# Specific 3D Printers, Scanners, & Hardware > QiDi 3D Printer Forum >  Brand new X-PRO not powering on

## voidstar78

So, bit if a panic here (holiday tomorrow, trying to decide if I need to post a return today). 


I've e-mailed QIDI and waiting response, but meanwhile seeing if anyone else has a suggestion here.I just received a X-PRO and we went thru all the setup carefully.  And then it doesn't power on.  No light, fan, or nothing on the LCD.The box looks undamaged; however I did notice we had to slide the upper syrafoam piece a bit in order to remove it (this didn't appear to the case for other box-opening videos we had watched), so I was a little curious about that.

I tried the power plug that it came with; that didn't seem to fit very snug.  So I used another power plug (regular compute PC black power plug) that seemed to fit better; still no power up.  (we are in Texas, and the brown box for the power plug was correctly checked United States)

I peeked at the red power switch on the side, which it says 230V on it (which shouldn't need to be adjusted).

I hope I am just missing something (a secondary switch?), as I really don't want to go through a return hassle (and ruin the holiday where my daughter was excited to do her first day of 3d printing).  We installed the turbofan assembly, all the wires seem/look fine to me.

I checked the fuse, it looks ok to me (solid silver wire going full across it). 

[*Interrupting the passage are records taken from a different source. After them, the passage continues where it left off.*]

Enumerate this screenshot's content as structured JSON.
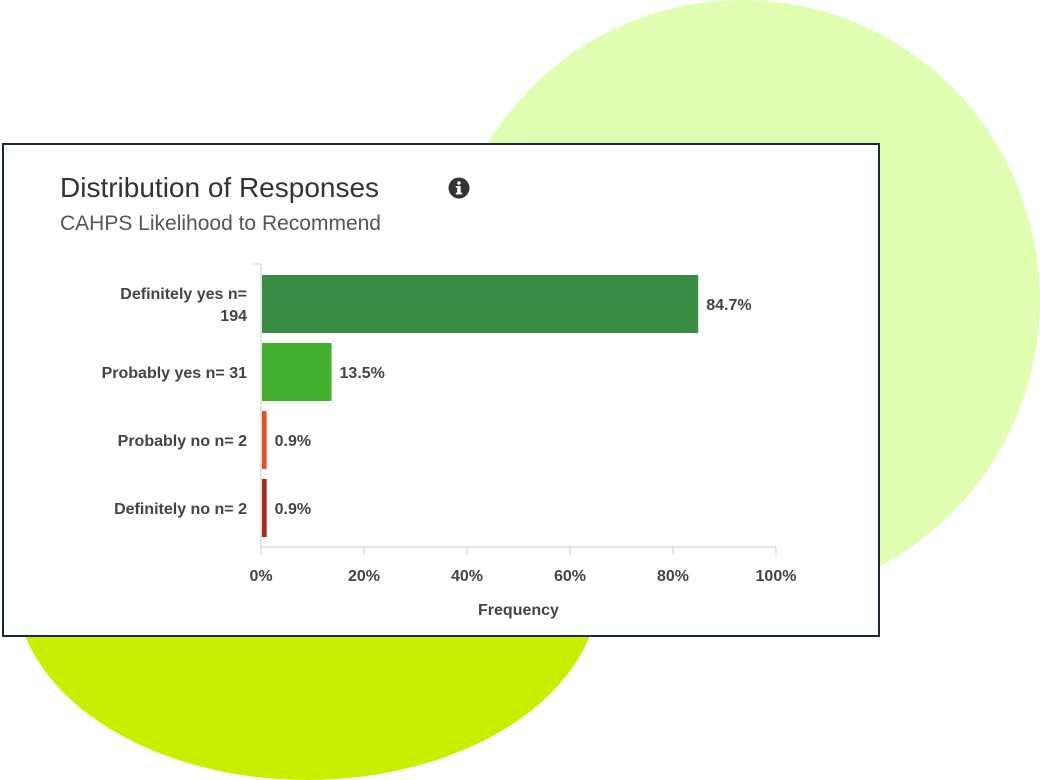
{
  "card": {
    "title": "Distribution of Responses",
    "subtitle": "CAHPS Likelihood to Recommend",
    "info_icon": "info-circle-icon"
  },
  "colors": {
    "background_blob_light": "#e0fdb1",
    "background_blob_bright": "#c8ef00",
    "card_border": "#1b2a38",
    "definitely_yes": "#3b8c43",
    "probably_yes": "#43af2f",
    "probably_no": "#e0522a",
    "definitely_no": "#a12a1d"
  },
  "chart_data": {
    "type": "bar",
    "orientation": "horizontal",
    "categories": [
      [
        "Definitely yes n=",
        "194"
      ],
      [
        "Probably yes n= 31"
      ],
      [
        "Probably no n= 2"
      ],
      [
        "Definitely no n= 2"
      ]
    ],
    "values": [
      84.7,
      13.5,
      0.9,
      0.9
    ],
    "value_labels": [
      "84.7%",
      "13.5%",
      "0.9%",
      "0.9%"
    ],
    "bar_colors": [
      "#3b8c43",
      "#43af2f",
      "#e0522a",
      "#a12a1d"
    ],
    "xlim": [
      0,
      100
    ],
    "xticks": [
      0,
      20,
      40,
      60,
      80,
      100
    ],
    "xtick_labels": [
      "0%",
      "20%",
      "40%",
      "60%",
      "80%",
      "100%"
    ],
    "xlabel": "Frequency",
    "ylabel": "",
    "grid": false,
    "legend": false
  }
}
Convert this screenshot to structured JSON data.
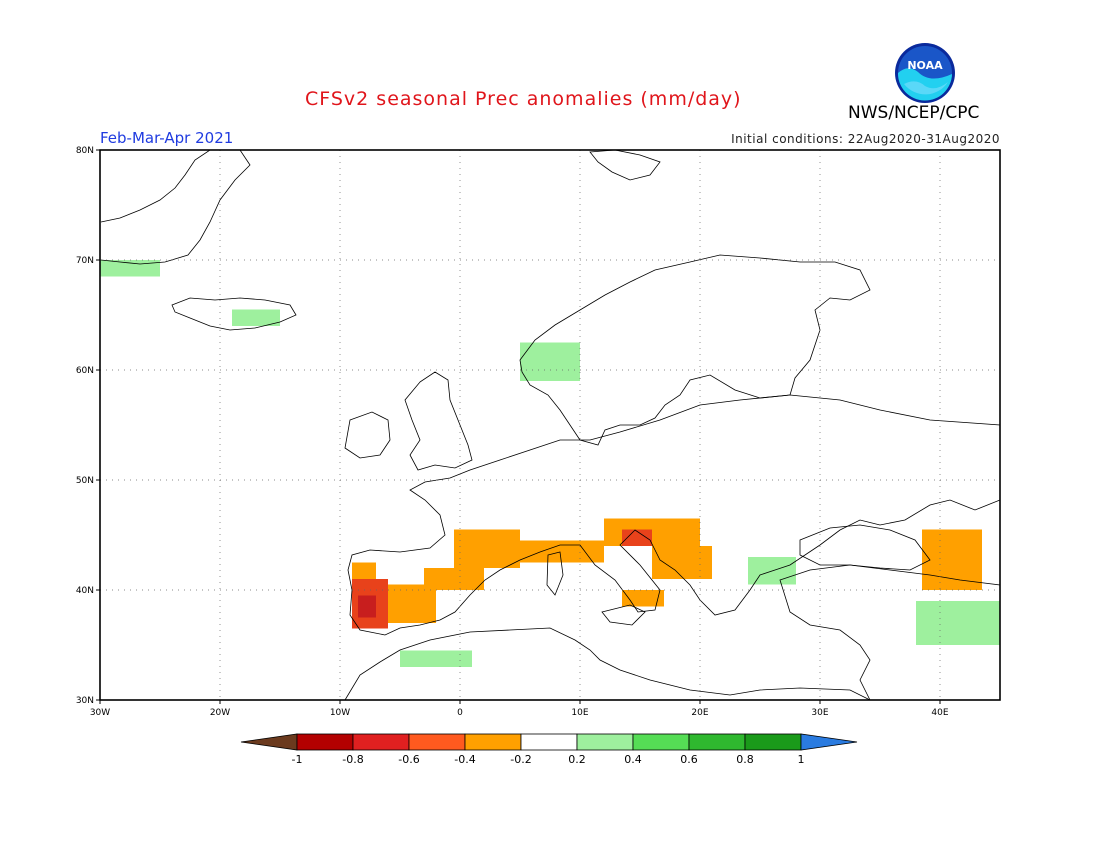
{
  "title": "CFSv2 seasonal Prec anomalies (mm/day)",
  "agency": "NWS/NCEP/CPC",
  "logo_text": "NOAA",
  "season": "Feb-Mar-Apr 2021",
  "initial_conditions": "Initial conditions: 22Aug2020-31Aug2020",
  "map": {
    "lon_range": [
      -30,
      45
    ],
    "lat_range": [
      30,
      80
    ],
    "lon_ticks": [
      "30W",
      "20W",
      "10W",
      "0",
      "10E",
      "20E",
      "30E",
      "40E"
    ],
    "lat_ticks": [
      "30N",
      "40N",
      "50N",
      "60N",
      "70N",
      "80N"
    ],
    "grid": true,
    "grid_style": "dotted"
  },
  "colorbar": {
    "labels": [
      "-1",
      "-0.8",
      "-0.6",
      "-0.4",
      "-0.2",
      "0.2",
      "0.4",
      "0.6",
      "0.8",
      "1"
    ],
    "colors": [
      "#6b3a1e",
      "#b30000",
      "#e02020",
      "#ff5a1f",
      "#ffa000",
      "#ffffff",
      "#9ef09e",
      "#55dd55",
      "#2fb82f",
      "#1a9a1a",
      "#2a7be0"
    ]
  },
  "colors": {
    "dry_strong": "#c81e1e",
    "dry_mid": "#e8421b",
    "dry_light": "#ffa000",
    "wet_light": "#9ef09e",
    "wet_mid": "#55dd55",
    "title_red": "#e0151b",
    "season_blue": "#1f3be0"
  },
  "anomaly_regions": [
    {
      "name": "Iberia west",
      "class": "dry_mid",
      "lon": [
        -9,
        -6
      ],
      "lat": [
        36.5,
        41
      ]
    },
    {
      "name": "Portugal core",
      "class": "dry_strong",
      "lon": [
        -8.5,
        -7
      ],
      "lat": [
        37.5,
        39.5
      ]
    },
    {
      "name": "Iberia centre",
      "class": "dry_light",
      "lon": [
        -6,
        -2
      ],
      "lat": [
        37,
        40.5
      ]
    },
    {
      "name": "Iberia north coast",
      "class": "dry_light",
      "lon": [
        -9,
        -7
      ],
      "lat": [
        41,
        42.5
      ]
    },
    {
      "name": "Southern France",
      "class": "dry_light",
      "lon": [
        -0.5,
        5
      ],
      "lat": [
        42,
        45.5
      ]
    },
    {
      "name": "Catalonia",
      "class": "dry_light",
      "lon": [
        -3,
        2
      ],
      "lat": [
        40,
        42
      ]
    },
    {
      "name": "Gulf of Lion",
      "class": "dry_light",
      "lon": [
        5,
        12
      ],
      "lat": [
        42.5,
        44.5
      ]
    },
    {
      "name": "Alps / N Italy",
      "class": "dry_light",
      "lon": [
        12,
        20
      ],
      "lat": [
        44,
        46.5
      ]
    },
    {
      "name": "Adriatic",
      "class": "dry_mid",
      "lon": [
        13.5,
        16
      ],
      "lat": [
        44,
        45.5
      ]
    },
    {
      "name": "Balkans",
      "class": "dry_light",
      "lon": [
        16,
        21
      ],
      "lat": [
        41,
        44
      ]
    },
    {
      "name": "Southern Italy",
      "class": "dry_light",
      "lon": [
        13.5,
        17
      ],
      "lat": [
        38.5,
        40
      ]
    },
    {
      "name": "Caucasus",
      "class": "dry_light",
      "lon": [
        38.5,
        43.5
      ],
      "lat": [
        40,
        45.5
      ]
    },
    {
      "name": "Iceland",
      "class": "wet_light",
      "lon": [
        -19,
        -15
      ],
      "lat": [
        64,
        65.5
      ]
    },
    {
      "name": "Greenland coast",
      "class": "wet_light",
      "lon": [
        -30,
        -25
      ],
      "lat": [
        68.5,
        70
      ]
    },
    {
      "name": "Western Norway",
      "class": "wet_light",
      "lon": [
        5,
        10
      ],
      "lat": [
        59,
        62.5
      ]
    },
    {
      "name": "Bulgaria",
      "class": "wet_light",
      "lon": [
        24,
        28
      ],
      "lat": [
        40.5,
        43
      ]
    },
    {
      "name": "Eastern Turkey",
      "class": "wet_light",
      "lon": [
        38,
        45
      ],
      "lat": [
        35,
        39
      ]
    },
    {
      "name": "North Africa",
      "class": "wet_light",
      "lon": [
        -5,
        1
      ],
      "lat": [
        33,
        34.5
      ]
    }
  ]
}
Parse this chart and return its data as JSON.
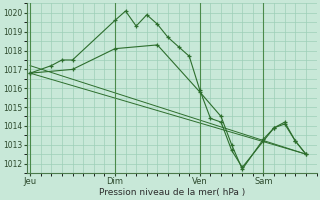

 I tried two different outlets.  One outlet runs a circular saw, so it should be getting healthy volts/amps. 

 Suggestions appreciated!

----------


## voidstar78

Yeah, I'm not running this thing on my Washer/Dryer circuit!!I flipped the red-switch on the side to 115V and now it is powering on just fine.Not sure if this means the heating won't get as hot as it needs to be?  (this is my first 3d printer!)There is a sticker over this red switching stating "The power has been setup.  Please do not change again."   Hope I'm not voiding a warranty by changing it  :Smile: Anyhow, now to see if it actually prints!   Slight fault if they shipped it with the wrong settings for this country.

----------


## voidstar78

Confirmed from QIDI:  "Firstly, please convert the power switch to 115V which suitable for your place's voltage."Simple fix, this unit just wasn't configured correctly for my region (North America).  This same kind of switch can be found on power supplies for computers, just I was paranoid since this was a brand new printer and I didn't want to assume anything about it.Fuse is fine, and we've printed a couple things now (semi successful; will need to dial in temperature and speeds for the material, as usual).    The "out of the box" example printed just fine, but it's not very exciting: a simple rectangular solid that took ~53 minutes to print.   Then we sliced one of those toothpaste rollers and printed that;  it's functional, but the key-end of the turning knob is just a little bit rough (I rotated it before slicing, probably shouldn't have).   Anyhow, we're on our way to learning what this 3d-printing stuff is all about  :Smile:

----------